Gordos y de otras formas
Nadie es más que nadie, y el que se considere mejor que se mire en un espejo con detenimiento y tome buena nota
Los gordos nunca estuvieron de moda, es más, los gordos nunca gustaron, salvo en la posguerra, supongo, el tiempo del hambre y la necesidad. Ni ... las mujeres ni los hombres, como si su oronda silueta fuese una distorsión al buen gusto y a la norma fisonómica general, aunque solo el peso y su relación con la masa pueda establecer esa distorsión; de hecho, hay gordos y gordos, está Gerard Depardieu y está Kiko Rivera y la diferencia es ostensible, aunque no podría decir quién de los dos pesa más ni importa tampoco demasiado. En cambio la delgadez, salvo en determinadas circunstancias extremas, no resulta ofensiva ni hiriente para nada, más bien al contrario, casi es un asigno moderno de salud y de elegancia frente a los años de la posguerra que era justo lo contrario.
Recuerdo de niño que me contaban de algún miembro lejano de mi familia que había muerto porque se le habían juntado las mantecas, y en aquella expresión yo descubría un guiño pantagruélico casi surrealista, tal vez porque la gordura en su expresión más extrema lo ha sido también. Recordemos el caso de José María Fernández de 49 años con más de 300 kilos, que fue rescatado por bomberos con una grúa desde su casa en San Fernando, para ser ingresado en el Hospital Puerta del Mar, ya que los gordos no han sido nunca bien considerados y, cuando nos hemos pasado unos kilos de nuestra figura habitual, hemos empezado a despreciar la imagen que reflejaba de nosotros el espejo. Porque nosotros tampoco nos hemos querido gordos a nosotros mismos ni mucho menos, aunque con el tiempo la mayor parte de los defectos físicos los vamos superando con la ayuda de los nuestros hasta acabar aceptándonos del todo si el espejo de los ojos de la que nos ama nos refleja sin muchos excesos ni defectos.
Y lo peor es que de este conflicto se derivan enfermedades psicológicas que afectan al más pintado y que suponen casi una pandemia de la modernidad, pues casi nadie se halla conforme con su cuerpo, de lo que sacan tanto tajo y beneficio la cirugía estética, los especialistas quirúrgicos y las pequeñas y habituales operaciones plásticas.

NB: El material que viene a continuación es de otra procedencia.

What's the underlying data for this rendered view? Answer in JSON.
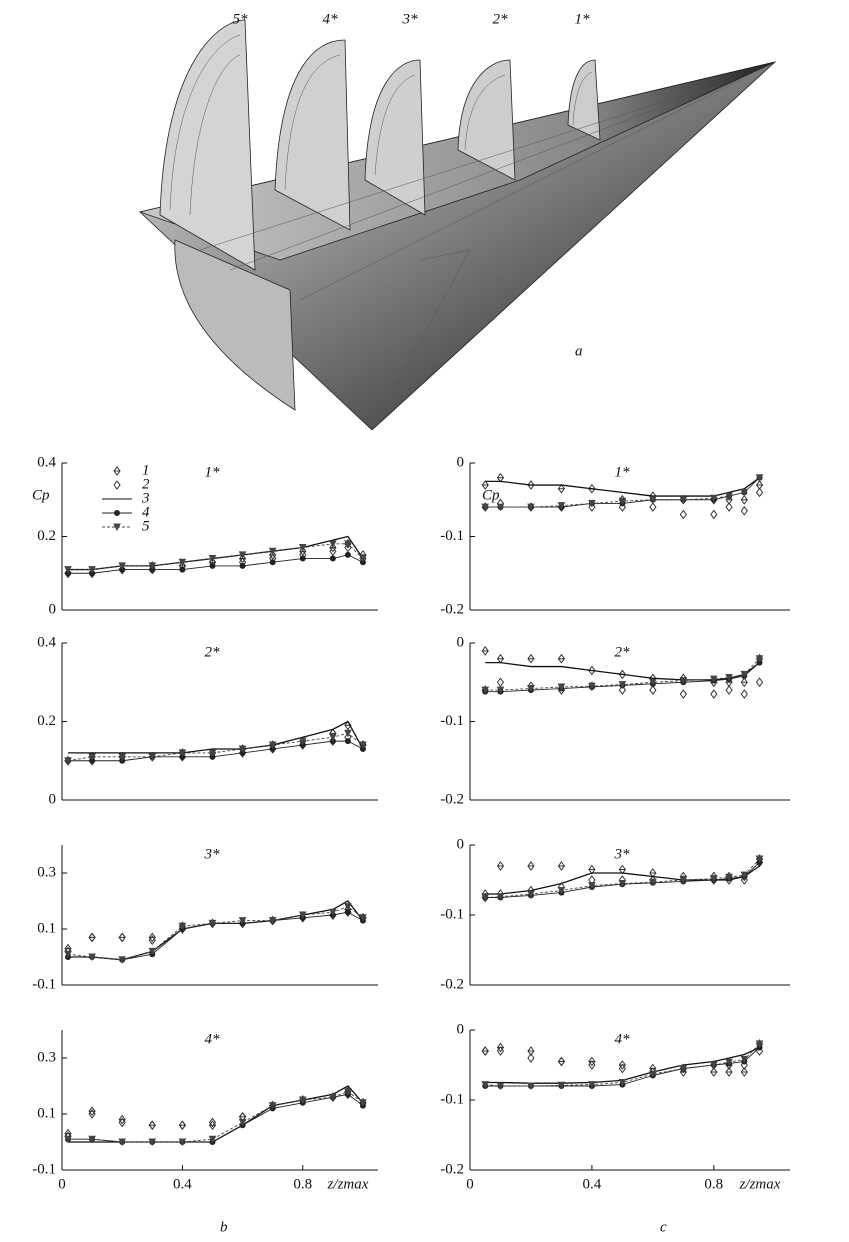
{
  "figure": {
    "sections": [
      "5*",
      "4*",
      "3*",
      "2*",
      "1*"
    ],
    "panel_a": "a",
    "panel_b": "b",
    "panel_c": "c"
  },
  "chart_data": [
    {
      "type": "line",
      "title": "1*",
      "ylabel": "Cp",
      "legend": "upper left",
      "xlim": [
        0,
        1.05
      ],
      "ylim": [
        0,
        0.4
      ],
      "yticks": [
        0,
        0.2,
        0.4
      ],
      "x": [
        0.02,
        0.1,
        0.2,
        0.3,
        0.4,
        0.5,
        0.6,
        0.7,
        0.8,
        0.9,
        0.95,
        1.0
      ],
      "series": [
        {
          "name": "1",
          "color": "#333333",
          "marker": "diamond-cross",
          "values": [
            0.1,
            0.1,
            0.11,
            0.12,
            0.12,
            0.13,
            0.14,
            0.15,
            0.16,
            0.17,
            0.18,
            0.15
          ]
        },
        {
          "name": "2",
          "color": "#333333",
          "marker": "diamond",
          "values": [
            0.1,
            0.1,
            0.11,
            0.11,
            0.12,
            0.13,
            0.13,
            0.14,
            0.15,
            0.16,
            0.17,
            0.14
          ]
        },
        {
          "name": "3",
          "color": "#111111",
          "marker": "none",
          "values": [
            0.11,
            0.11,
            0.12,
            0.12,
            0.13,
            0.14,
            0.15,
            0.16,
            0.17,
            0.19,
            0.2,
            0.14
          ]
        },
        {
          "name": "4",
          "color": "#222222",
          "marker": "circle",
          "values": [
            0.1,
            0.1,
            0.11,
            0.11,
            0.11,
            0.12,
            0.12,
            0.13,
            0.14,
            0.14,
            0.15,
            0.13
          ]
        },
        {
          "name": "5",
          "color": "#444444",
          "marker": "triangle",
          "dash": true,
          "values": [
            0.11,
            0.11,
            0.12,
            0.12,
            0.13,
            0.14,
            0.15,
            0.16,
            0.17,
            0.18,
            0.18,
            0.14
          ]
        }
      ]
    },
    {
      "type": "line",
      "title": "2*",
      "xlim": [
        0,
        1.05
      ],
      "ylim": [
        0,
        0.4
      ],
      "yticks": [
        0,
        0.2,
        0.4
      ],
      "x": [
        0.02,
        0.1,
        0.2,
        0.3,
        0.4,
        0.5,
        0.6,
        0.7,
        0.8,
        0.9,
        0.95,
        1.0
      ],
      "series": [
        {
          "color": "#333333",
          "marker": "diamond-cross",
          "values": [
            0.1,
            0.11,
            0.11,
            0.11,
            0.12,
            0.12,
            0.13,
            0.14,
            0.15,
            0.17,
            0.19,
            0.14
          ]
        },
        {
          "color": "#333333",
          "marker": "diamond",
          "values": [
            0.1,
            0.1,
            0.11,
            0.11,
            0.11,
            0.12,
            0.12,
            0.13,
            0.14,
            0.15,
            0.16,
            0.14
          ]
        },
        {
          "color": "#111111",
          "marker": "none",
          "values": [
            0.12,
            0.12,
            0.12,
            0.12,
            0.12,
            0.13,
            0.13,
            0.14,
            0.16,
            0.18,
            0.2,
            0.13
          ]
        },
        {
          "color": "#222222",
          "marker": "circle",
          "values": [
            0.1,
            0.1,
            0.1,
            0.11,
            0.11,
            0.11,
            0.12,
            0.13,
            0.14,
            0.15,
            0.15,
            0.13
          ]
        },
        {
          "color": "#444444",
          "marker": "triangle",
          "dash": true,
          "values": [
            0.1,
            0.11,
            0.11,
            0.11,
            0.12,
            0.12,
            0.13,
            0.14,
            0.15,
            0.16,
            0.17,
            0.14
          ]
        }
      ]
    },
    {
      "type": "line",
      "title": "3*",
      "xlim": [
        0,
        1.05
      ],
      "ylim": [
        -0.1,
        0.4
      ],
      "yticks": [
        -0.1,
        0.1,
        0.3
      ],
      "x": [
        0.02,
        0.1,
        0.2,
        0.3,
        0.4,
        0.5,
        0.6,
        0.7,
        0.8,
        0.9,
        0.95,
        1.0
      ],
      "series": [
        {
          "color": "#333333",
          "marker": "diamond-cross",
          "values": [
            0.03,
            0.07,
            0.07,
            0.07,
            0.11,
            0.12,
            0.12,
            0.13,
            0.14,
            0.15,
            0.17,
            0.14
          ]
        },
        {
          "color": "#333333",
          "marker": "diamond",
          "values": [
            0.02,
            0.07,
            0.07,
            0.06,
            0.1,
            0.12,
            0.12,
            0.13,
            0.14,
            0.15,
            0.16,
            0.14
          ]
        },
        {
          "color": "#111111",
          "marker": "none",
          "values": [
            0.0,
            0.0,
            -0.01,
            0.02,
            0.1,
            0.12,
            0.12,
            0.13,
            0.15,
            0.17,
            0.2,
            0.13
          ]
        },
        {
          "color": "#222222",
          "marker": "circle",
          "values": [
            0.0,
            0.0,
            -0.01,
            0.01,
            0.1,
            0.12,
            0.12,
            0.13,
            0.14,
            0.15,
            0.16,
            0.13
          ]
        },
        {
          "color": "#444444",
          "marker": "triangle",
          "dash": true,
          "values": [
            0.01,
            0.0,
            -0.01,
            0.02,
            0.11,
            0.12,
            0.13,
            0.13,
            0.15,
            0.16,
            0.18,
            0.14
          ]
        }
      ]
    },
    {
      "type": "line",
      "title": "4*",
      "xlabel": "z/zmax",
      "xlim": [
        0,
        1.05
      ],
      "ylim": [
        -0.1,
        0.4
      ],
      "yticks": [
        -0.1,
        0.1,
        0.3
      ],
      "xticks": [
        0,
        0.4,
        0.8
      ],
      "x": [
        0.02,
        0.1,
        0.2,
        0.3,
        0.4,
        0.5,
        0.6,
        0.7,
        0.8,
        0.9,
        0.95,
        1.0
      ],
      "series": [
        {
          "color": "#333333",
          "marker": "diamond-cross",
          "values": [
            0.03,
            0.11,
            0.08,
            0.06,
            0.06,
            0.06,
            0.09,
            0.13,
            0.15,
            0.16,
            0.18,
            0.14
          ]
        },
        {
          "color": "#333333",
          "marker": "diamond",
          "values": [
            0.02,
            0.1,
            0.07,
            0.06,
            0.06,
            0.07,
            0.09,
            0.13,
            0.15,
            0.16,
            0.17,
            0.14
          ]
        },
        {
          "color": "#111111",
          "marker": "none",
          "values": [
            0.0,
            0.0,
            0.0,
            0.0,
            0.0,
            0.0,
            0.06,
            0.13,
            0.15,
            0.17,
            0.2,
            0.14
          ]
        },
        {
          "color": "#222222",
          "marker": "circle",
          "values": [
            0.01,
            0.01,
            0.0,
            0.0,
            0.0,
            0.0,
            0.06,
            0.12,
            0.14,
            0.16,
            0.17,
            0.13
          ]
        },
        {
          "color": "#444444",
          "marker": "triangle",
          "dash": true,
          "values": [
            0.01,
            0.01,
            0.0,
            0.0,
            0.0,
            0.01,
            0.07,
            0.13,
            0.15,
            0.16,
            0.18,
            0.14
          ]
        }
      ]
    },
    {
      "type": "line",
      "title": "1*",
      "ylabel": "Cp",
      "xlim": [
        0,
        1.05
      ],
      "ylim": [
        -0.2,
        0
      ],
      "yticks": [
        -0.2,
        -0.1,
        0
      ],
      "x": [
        0.05,
        0.1,
        0.2,
        0.3,
        0.4,
        0.5,
        0.6,
        0.7,
        0.8,
        0.85,
        0.9,
        0.95
      ],
      "series": [
        {
          "color": "#333333",
          "marker": "diamond-cross",
          "values": [
            -0.03,
            -0.02,
            -0.03,
            -0.035,
            -0.035,
            -0.05,
            -0.045,
            -0.05,
            -0.05,
            -0.05,
            -0.05,
            -0.03
          ]
        },
        {
          "color": "#333333",
          "marker": "diamond",
          "values": [
            -0.06,
            -0.055,
            -0.06,
            -0.06,
            -0.06,
            -0.06,
            -0.06,
            -0.07,
            -0.07,
            -0.06,
            -0.065,
            -0.04
          ]
        },
        {
          "color": "#111111",
          "marker": "none",
          "values": [
            -0.025,
            -0.025,
            -0.03,
            -0.03,
            -0.035,
            -0.04,
            -0.045,
            -0.045,
            -0.045,
            -0.04,
            -0.035,
            -0.02
          ]
        },
        {
          "color": "#222222",
          "marker": "circle",
          "values": [
            -0.06,
            -0.06,
            -0.06,
            -0.06,
            -0.055,
            -0.055,
            -0.05,
            -0.05,
            -0.05,
            -0.045,
            -0.04,
            -0.02
          ]
        },
        {
          "color": "#444444",
          "marker": "triangle",
          "dash": true,
          "values": [
            -0.06,
            -0.06,
            -0.06,
            -0.058,
            -0.055,
            -0.052,
            -0.05,
            -0.05,
            -0.048,
            -0.045,
            -0.04,
            -0.02
          ]
        }
      ]
    },
    {
      "type": "line",
      "title": "2*",
      "xlim": [
        0,
        1.05
      ],
      "ylim": [
        -0.2,
        0
      ],
      "yticks": [
        -0.2,
        -0.1,
        0
      ],
      "x": [
        0.05,
        0.1,
        0.2,
        0.3,
        0.4,
        0.5,
        0.6,
        0.7,
        0.8,
        0.85,
        0.9,
        0.95
      ],
      "series": [
        {
          "color": "#333333",
          "marker": "diamond-cross",
          "values": [
            -0.01,
            -0.02,
            -0.02,
            -0.02,
            -0.035,
            -0.04,
            -0.045,
            -0.045,
            -0.05,
            -0.05,
            -0.05,
            -0.02
          ]
        },
        {
          "color": "#333333",
          "marker": "diamond",
          "values": [
            -0.06,
            -0.05,
            -0.055,
            -0.06,
            -0.055,
            -0.06,
            -0.06,
            -0.065,
            -0.065,
            -0.06,
            -0.065,
            -0.05
          ]
        },
        {
          "color": "#111111",
          "marker": "none",
          "values": [
            -0.025,
            -0.025,
            -0.03,
            -0.03,
            -0.035,
            -0.04,
            -0.045,
            -0.047,
            -0.047,
            -0.045,
            -0.04,
            -0.025
          ]
        },
        {
          "color": "#222222",
          "marker": "circle",
          "values": [
            -0.062,
            -0.062,
            -0.06,
            -0.058,
            -0.056,
            -0.054,
            -0.052,
            -0.05,
            -0.048,
            -0.046,
            -0.042,
            -0.025
          ]
        },
        {
          "color": "#444444",
          "marker": "triangle",
          "dash": true,
          "values": [
            -0.06,
            -0.06,
            -0.058,
            -0.056,
            -0.055,
            -0.053,
            -0.05,
            -0.048,
            -0.046,
            -0.044,
            -0.04,
            -0.02
          ]
        }
      ]
    },
    {
      "type": "line",
      "title": "3*",
      "xlim": [
        0,
        1.05
      ],
      "ylim": [
        -0.2,
        0
      ],
      "yticks": [
        -0.2,
        -0.1,
        0
      ],
      "x": [
        0.05,
        0.1,
        0.2,
        0.3,
        0.4,
        0.5,
        0.6,
        0.7,
        0.8,
        0.85,
        0.9,
        0.95
      ],
      "series": [
        {
          "color": "#333333",
          "marker": "diamond-cross",
          "values": [
            -0.07,
            -0.03,
            -0.03,
            -0.03,
            -0.035,
            -0.035,
            -0.04,
            -0.045,
            -0.045,
            -0.045,
            -0.045,
            -0.02
          ]
        },
        {
          "color": "#333333",
          "marker": "diamond",
          "values": [
            -0.075,
            -0.07,
            -0.065,
            -0.06,
            -0.05,
            -0.05,
            -0.05,
            -0.05,
            -0.05,
            -0.05,
            -0.05,
            -0.025
          ]
        },
        {
          "color": "#111111",
          "marker": "none",
          "values": [
            -0.07,
            -0.07,
            -0.065,
            -0.055,
            -0.04,
            -0.04,
            -0.045,
            -0.05,
            -0.05,
            -0.05,
            -0.045,
            -0.03
          ]
        },
        {
          "color": "#222222",
          "marker": "circle",
          "values": [
            -0.075,
            -0.075,
            -0.072,
            -0.068,
            -0.06,
            -0.056,
            -0.054,
            -0.052,
            -0.05,
            -0.048,
            -0.045,
            -0.025
          ]
        },
        {
          "color": "#444444",
          "marker": "triangle",
          "dash": true,
          "values": [
            -0.075,
            -0.074,
            -0.07,
            -0.065,
            -0.058,
            -0.055,
            -0.053,
            -0.05,
            -0.048,
            -0.046,
            -0.043,
            -0.02
          ]
        }
      ]
    },
    {
      "type": "line",
      "title": "4*",
      "xlabel": "z/zmax",
      "xlim": [
        0,
        1.05
      ],
      "ylim": [
        -0.2,
        0
      ],
      "yticks": [
        -0.2,
        -0.1,
        0
      ],
      "xticks": [
        0,
        0.4,
        0.8
      ],
      "x": [
        0.05,
        0.1,
        0.2,
        0.3,
        0.4,
        0.5,
        0.6,
        0.7,
        0.8,
        0.85,
        0.9,
        0.95
      ],
      "series": [
        {
          "color": "#333333",
          "marker": "diamond-cross",
          "values": [
            -0.03,
            -0.025,
            -0.03,
            -0.045,
            -0.045,
            -0.05,
            -0.055,
            -0.06,
            -0.06,
            -0.06,
            -0.06,
            -0.02
          ]
        },
        {
          "color": "#333333",
          "marker": "diamond",
          "values": [
            -0.03,
            -0.03,
            -0.04,
            -0.045,
            -0.05,
            -0.055,
            -0.06,
            -0.055,
            -0.05,
            -0.05,
            -0.05,
            -0.03
          ]
        },
        {
          "color": "#111111",
          "marker": "none",
          "values": [
            -0.075,
            -0.075,
            -0.076,
            -0.076,
            -0.075,
            -0.072,
            -0.06,
            -0.05,
            -0.045,
            -0.04,
            -0.035,
            -0.025
          ]
        },
        {
          "color": "#222222",
          "marker": "circle",
          "values": [
            -0.08,
            -0.08,
            -0.08,
            -0.08,
            -0.08,
            -0.078,
            -0.065,
            -0.055,
            -0.05,
            -0.048,
            -0.045,
            -0.025
          ]
        },
        {
          "color": "#444444",
          "marker": "triangle",
          "dash": true,
          "values": [
            -0.078,
            -0.08,
            -0.08,
            -0.079,
            -0.078,
            -0.075,
            -0.063,
            -0.055,
            -0.05,
            -0.046,
            -0.042,
            -0.02
          ]
        }
      ]
    }
  ]
}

Los gordos no han estado bien vistos nunca, no han sido tendencia ni modelo estético, aunque hoy en día con este desaforado afán protector a esa vieja aversión a la grasa la llamen gordofobia y la asimilen al resto de las fobias. Porque ya estamos en un tiempo en el que no se puede rechazar nada ni a nadie y todo el mundo tiene su lugar entre los otros, viejos, jóvenes, gordos, flacos, heterosexuales, homosexuales o transexuales, todos cabemos en el planeta y, cuando alguien se sienta discriminado, que levante la mano y exponga su queja, que estaremos ahí para inventar una nueva palabra y ponerle un parche a la herida.
Yo, que me he sentido pequeño de estatura toda la vida, ya que no paso del metro sesenta, me acuerdo de Picasso, de Beethoven, de John Keats o del propio Bécquer y siento un alivio momentáneo y unas ganas crecientes de proclamar la pequeñofobia como otra de las lacras que deberíamos combatir a toda costa. Porque en esta vida cada uno es de una manera particular y única y nadie debería sentirse por encima de los otros por unos cuantos kilos menos, un palmo más de estatura, por el color del pelo o por el tono de la piel. Somos lamentablemente muy parecidos, cometemos errores semejantes y no seremos capaces todavía de parar nuestra propia destrucción como especie que circula a gran velocidad y que tiene asegurado su fatal desenlace, de hecho lo tenemos escrito en algunos libros sagrados, pues nadie ha de olvidarse que en todas las civilizaciones y credos nos encontramos con un apocalipsis para terminar la aventura. Esto son cuatro días, como dictaminaban mis abuelos, y nadie es más que nadie, aunque parezca lo contrario y el que se considere mejor que se mire en un espejo con detenimiento y tome buena nota.
Aquí no sobra nadie, ni pequeños, ni gordos ni de ningún otro sexo o raza, hemos venido a poblar la tierra y, ahora, no vamos a irnos.